The current installation lasts two weeks, with musical performances bookending it. Both feature percussionists Owen Weaver and Dennis Sullivan performing Tristan Perich’s “Impermanent.” Perich is best-known for his pieces using 1-bit electronic speakers, such as “Microtonal Wall,” which was part of the 2013 exhibition Soundings: A Contemporary Score at the Museum of Modern Art and features 1,500 of them. “Impermanent” has just two suspended on either side of tubular bells; Weaver and Sullivan play the bells lightly with mallets to create a drone of sound in the space.

Owen Weaver and Dennis Sullivan performing Tristan Perich’s “Impermanent” in the Green-Wood Cemetery Chapel
At the opening performance, the music rarely got above a murmur, often drowned out by the shifting of the audience in the church pews or on mats sprawled on the stone floor. The 1-bit speakers punctuated the ripple of the quiet bells with high-pitched notes, their electronic sound able to pierce the heaviness of the space. It made me think of hearing church bells from a tomb. We were in a cemetery, after all, surrounded by at least 600,000 graves.

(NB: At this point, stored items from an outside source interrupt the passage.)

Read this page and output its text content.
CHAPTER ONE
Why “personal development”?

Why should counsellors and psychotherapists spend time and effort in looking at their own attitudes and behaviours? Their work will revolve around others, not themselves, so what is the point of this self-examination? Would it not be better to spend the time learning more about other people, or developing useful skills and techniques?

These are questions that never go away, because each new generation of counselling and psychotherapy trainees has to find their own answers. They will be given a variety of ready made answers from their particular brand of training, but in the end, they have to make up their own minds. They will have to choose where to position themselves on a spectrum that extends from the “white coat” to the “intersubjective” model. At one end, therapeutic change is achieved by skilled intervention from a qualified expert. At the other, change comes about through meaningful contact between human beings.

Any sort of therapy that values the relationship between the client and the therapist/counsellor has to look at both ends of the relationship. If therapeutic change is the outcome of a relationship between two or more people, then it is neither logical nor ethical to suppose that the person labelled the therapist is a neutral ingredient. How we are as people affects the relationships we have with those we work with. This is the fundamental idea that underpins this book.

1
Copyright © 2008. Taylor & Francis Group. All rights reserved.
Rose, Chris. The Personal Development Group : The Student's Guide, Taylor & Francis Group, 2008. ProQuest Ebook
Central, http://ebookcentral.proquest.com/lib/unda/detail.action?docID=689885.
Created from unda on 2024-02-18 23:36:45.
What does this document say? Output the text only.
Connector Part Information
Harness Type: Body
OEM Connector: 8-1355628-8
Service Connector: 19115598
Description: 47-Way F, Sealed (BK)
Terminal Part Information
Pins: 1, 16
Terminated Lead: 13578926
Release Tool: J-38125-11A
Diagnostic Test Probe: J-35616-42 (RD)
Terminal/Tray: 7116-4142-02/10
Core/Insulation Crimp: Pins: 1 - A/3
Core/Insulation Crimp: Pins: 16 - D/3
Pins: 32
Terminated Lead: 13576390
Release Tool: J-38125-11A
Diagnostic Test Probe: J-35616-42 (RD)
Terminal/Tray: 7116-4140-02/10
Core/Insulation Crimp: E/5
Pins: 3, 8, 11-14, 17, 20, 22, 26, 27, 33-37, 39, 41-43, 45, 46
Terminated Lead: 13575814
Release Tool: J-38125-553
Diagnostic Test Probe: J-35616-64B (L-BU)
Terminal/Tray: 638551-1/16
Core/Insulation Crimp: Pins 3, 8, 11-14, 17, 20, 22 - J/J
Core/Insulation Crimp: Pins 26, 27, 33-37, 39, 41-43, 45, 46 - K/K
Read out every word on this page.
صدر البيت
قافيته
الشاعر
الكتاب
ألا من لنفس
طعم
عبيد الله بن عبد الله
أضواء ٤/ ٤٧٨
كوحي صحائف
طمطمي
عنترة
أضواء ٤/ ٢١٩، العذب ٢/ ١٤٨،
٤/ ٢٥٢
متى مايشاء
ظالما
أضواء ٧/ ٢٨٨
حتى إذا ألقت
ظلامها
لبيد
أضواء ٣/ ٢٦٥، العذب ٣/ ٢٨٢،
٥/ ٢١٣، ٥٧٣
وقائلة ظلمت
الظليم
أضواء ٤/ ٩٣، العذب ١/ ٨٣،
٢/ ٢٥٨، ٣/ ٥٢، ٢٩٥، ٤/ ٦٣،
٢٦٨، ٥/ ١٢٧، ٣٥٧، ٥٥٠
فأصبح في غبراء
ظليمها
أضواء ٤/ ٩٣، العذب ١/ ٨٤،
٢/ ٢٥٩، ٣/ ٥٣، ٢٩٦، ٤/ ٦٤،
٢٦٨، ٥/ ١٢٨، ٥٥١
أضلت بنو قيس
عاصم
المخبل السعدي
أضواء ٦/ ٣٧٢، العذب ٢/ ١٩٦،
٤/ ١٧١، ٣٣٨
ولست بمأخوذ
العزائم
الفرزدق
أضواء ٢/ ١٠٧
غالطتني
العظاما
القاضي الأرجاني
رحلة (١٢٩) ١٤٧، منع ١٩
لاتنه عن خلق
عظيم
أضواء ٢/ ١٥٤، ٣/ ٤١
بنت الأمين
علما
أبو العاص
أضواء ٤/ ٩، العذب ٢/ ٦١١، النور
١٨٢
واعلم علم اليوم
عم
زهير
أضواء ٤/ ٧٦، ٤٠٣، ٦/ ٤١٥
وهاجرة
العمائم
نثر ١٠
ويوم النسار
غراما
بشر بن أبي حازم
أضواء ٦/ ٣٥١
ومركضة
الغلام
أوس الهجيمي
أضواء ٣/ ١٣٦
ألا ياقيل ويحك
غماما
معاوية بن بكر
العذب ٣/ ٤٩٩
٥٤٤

Night view of the Green-Wood Cemetery Chapel
Cemeteries were designed as gathering spaces for grief and memory. Green-Wood, for instance, was opened back in 1838 as a place for picnics, carriage rides, and strolls away from the crowded city, as well as a burial ground. The cemetery has recently hosted readings, performances, and other events in its chapel and on its 478 acres, but it’s exciting to see Green-Wood also experiment with contemporary art. Such experiences can encourage a new type of congregation at the cemetery, while still respecting the people interred there. UnSeen Green has a light touch, not overtaking the delicate stained glass of the chapel or distracting from architectural highlights like the crowning oculus. It will be interesting to see how Asis, who has previously created installations in complex sites like the 30th Street Station and St. Andrews Chapel in Philadelphia last year, continues to interact with its built environment for mourning.

Installation view of Aaron Asis’s ‘unSeen Green’ in the Green-Wood Cemetery Chapel

Installation view of Aaron Asis’s ‘unSeen Green’ in the Green-Wood Cemetery Chapel

Installation view of Aaron Asis’s ‘unSeen Green’ in the Green-Wood Cemetery Chapel

Installation view of Aaron Asis’s ‘unSeen Green’ in the Green-Wood Cemetery Chapel
Aaron Asis: unSeen Green continues in the chapel of Green-Wood Cemetery (500 25th Street, Sunset Park, Brooklyn) through October 20. The next performance in the space will take place on October 20.